11 de novembro de 2024
Karatê esloveno destaca-se pelo modelo de gestão inovador com ênfase no voluntariado
Dirigentes defendem que a Constituição da ITKF deve ser atualizada para melhor refletir a nova realidade global
Karatê ITKF
28 de fevereiro de 2021
Por ISABELA LEMOS I Fotos DIVULGAÇÃO
Curitiba – PR
Em entrevista à Revista Budô, os dirigentes da Federação Eslovena de Karatê Tradicional (SZTK) Marko Mitrović, presidente, e Roman Pavlovič, vice-presidente, apresentam os princípios, valores e objetivos da entidade para o desenvolvimento da modalidade na Eslovênia, país localizado na Europa Central. Além disso, os gestores expõem as relações internacionais da SZTK e suas propostas para popularizar globalmente o karatê tradicional (ITKF).
A Federação Eslovena de Karatê Tradicional é a segunda maior organização de karatê na Eslovênia, com mais de 1 mil filiados que treinam em cerca de 50 dojôs ao redor do país. De acordo com os registros públicos, há 160 clubes de karatê na Eslovênia, mas aproximadamente 12% deles não fazem parte de nenhuma das dez federações (algumas com conexões internacionais) em atividade. A Eslovênia conta com uma população de 2 milhões de pessoas, e estima-se entre 10 mil e 12 mil o número de praticantes regulares.
Roman Pavlovič, atual vice, explica que a SZTK é uma organização democrática que estabelece a troca de dirigentes a cada dois mandatos. Ele e Marko Mitrović vêm-se alternando na presidência e realizando um trabalho em equipe de longa data.
“Isso diz muito sobre relações específicas que estamos cultivando em nossa organização. Nossa equipe é formada por pessoas de diversos perfis, entre gerentes de alto nível, professores, advogados, consultores de gestão, contadores, empresários e uma gama enorme de profissionais liberais. Procuramos sempre uma solução que seja a melhor para o karatê tradicional esloveno e todos os nossos membros. Cada integrante pode estar ativa e diretamente envolvido em nossas atividades, de acordo a competência, disponibilidade e linha de interesse dele.

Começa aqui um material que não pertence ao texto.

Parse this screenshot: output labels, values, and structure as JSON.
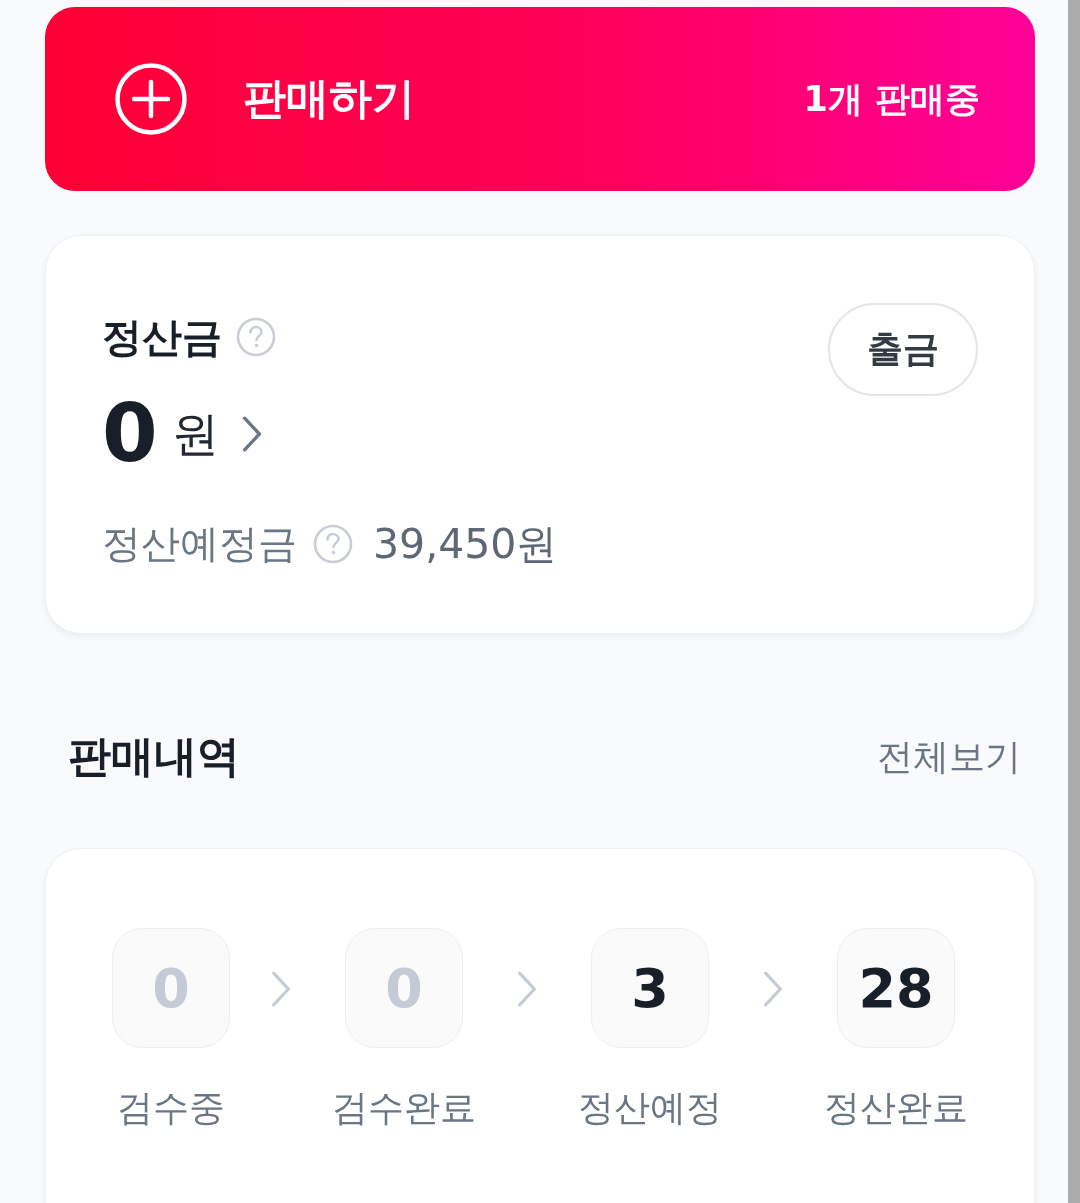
{
  "sell_banner": {
    "label": "판매하기",
    "status": "1개 판매중"
  },
  "settlement": {
    "title": "정산금",
    "amount": "0",
    "unit": "원",
    "withdraw_button": "출금",
    "pending_label": "정산예정금",
    "pending_amount": "39,450원"
  },
  "sales_history": {
    "title": "판매내역",
    "view_all": "전체보기",
    "stages": [
      {
        "count": "0",
        "label": "검수중",
        "dimmed": true
      },
      {
        "count": "0",
        "label": "검수완료",
        "dimmed": true
      },
      {
        "count": "3",
        "label": "정산예정",
        "dimmed": false
      },
      {
        "count": "28",
        "label": "정산완료",
        "dimmed": false
      }
    ]
  }
}
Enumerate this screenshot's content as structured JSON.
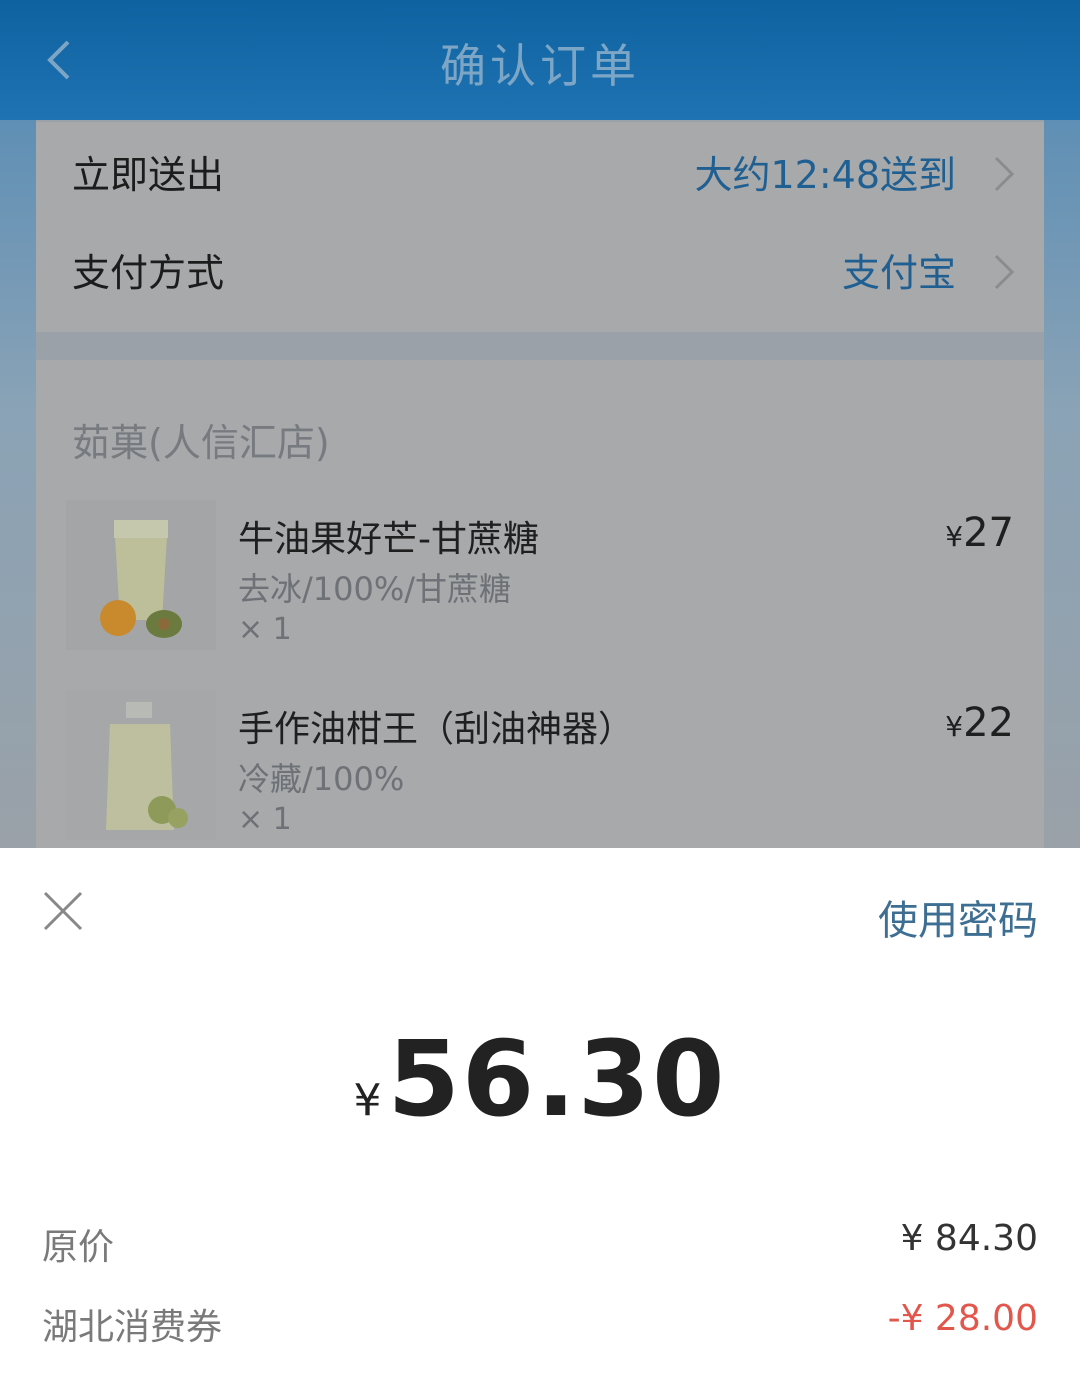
{
  "header": {
    "title": "确认订单"
  },
  "delivery": {
    "label": "立即送出",
    "value": "大约12:48送到"
  },
  "payment_method": {
    "label": "支付方式",
    "value": "支付宝"
  },
  "shop": {
    "name": "茹菓(人信汇店)"
  },
  "items": [
    {
      "name": "牛油果好芒-甘蔗糖",
      "spec": "去冰/100%/甘蔗糖",
      "qty": "× 1",
      "currency": "¥",
      "price": "27"
    },
    {
      "name": "手作油柑王（刮油神器）",
      "spec": "冷藏/100%",
      "qty": "× 1",
      "currency": "¥",
      "price": "22"
    }
  ],
  "pay_sheet": {
    "use_password": "使用密码",
    "currency": "¥",
    "amount": "56.30",
    "original_label": "原价",
    "original_value": "¥ 84.30",
    "coupon_label": "湖北消费券",
    "coupon_value": "-¥ 28.00"
  },
  "colors": {
    "header": "#1f73b2",
    "link": "#3e6f93",
    "discount": "#e2574c"
  }
}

Esta é uma forma eficiente de administrar nossa organização”, revelou.
A entidade e o princípio do voluntariado
O vice-presidente Pavlovič enfatiza que todos os funcionários são voluntários. “Eles não recebem nenhuma remuneração, embora a organização tenha uma situação financeira estável. Seu modelo de negócio baseia-se em diferentes fontes de recursos. Primeiramente, a entidade recebe taxas provenientes de eventos e de adesões, além de financiamento do governo e outras fontes. O grupo decide quais atividades e projetos apoiará, escolhendo aqueles cujos objetivos estratégicos se alinhem ao interesse de todos os filiados.”
Os princípios da SZTK são organizados de acordo com os valores comuns dos participantes: o voluntariado, a independência e a ausência de fins lucrativos, bem como a conformidade com o cultivo do karatê tradicional em todas as suas formas. Seu método de treinamento e as regras de competição seguem as normas da International Traditional Karate Federation (ITKF). “Promovemos relações amigáveis entre atletas eslovenos e de todo o mundo, tendo em vista os princípios da igualdade, respeito pelos direitos humanos e liberdades fundamentais, independentemente de raça, sexo, língua ou religião”, assegurou Mitrović.
“Somos uma organização independente e reconhecida pelo Comitê Olímpico Esloveno e pelo Ministério da Educação, Ciência e Esportes, assim como pelo Estado japonês, do qual somos parceiros de longa data e de alta qualidade por meio da Embaixada do Japão em Ljubljana. Nosso mentor e shihan Takashi Tokuhisa foi o primeiro instrutor de karatê na Eslovênia a ter seu trabalho reconhecido pelo embaixador daquele país”, acrescentou Mitrović.
Apesar de ser uma entidade independente, a SZTK colabora ativamente com diversas organizações de karatê na Eslovênia, com base em interesses comuns. O melhor exemplo é a parceria com a Shotokan Karate-do International Federation (SKIF). As federações mundial e europeia trabalharam juntas com sucesso em competições e outras áreas por mais de sete anos.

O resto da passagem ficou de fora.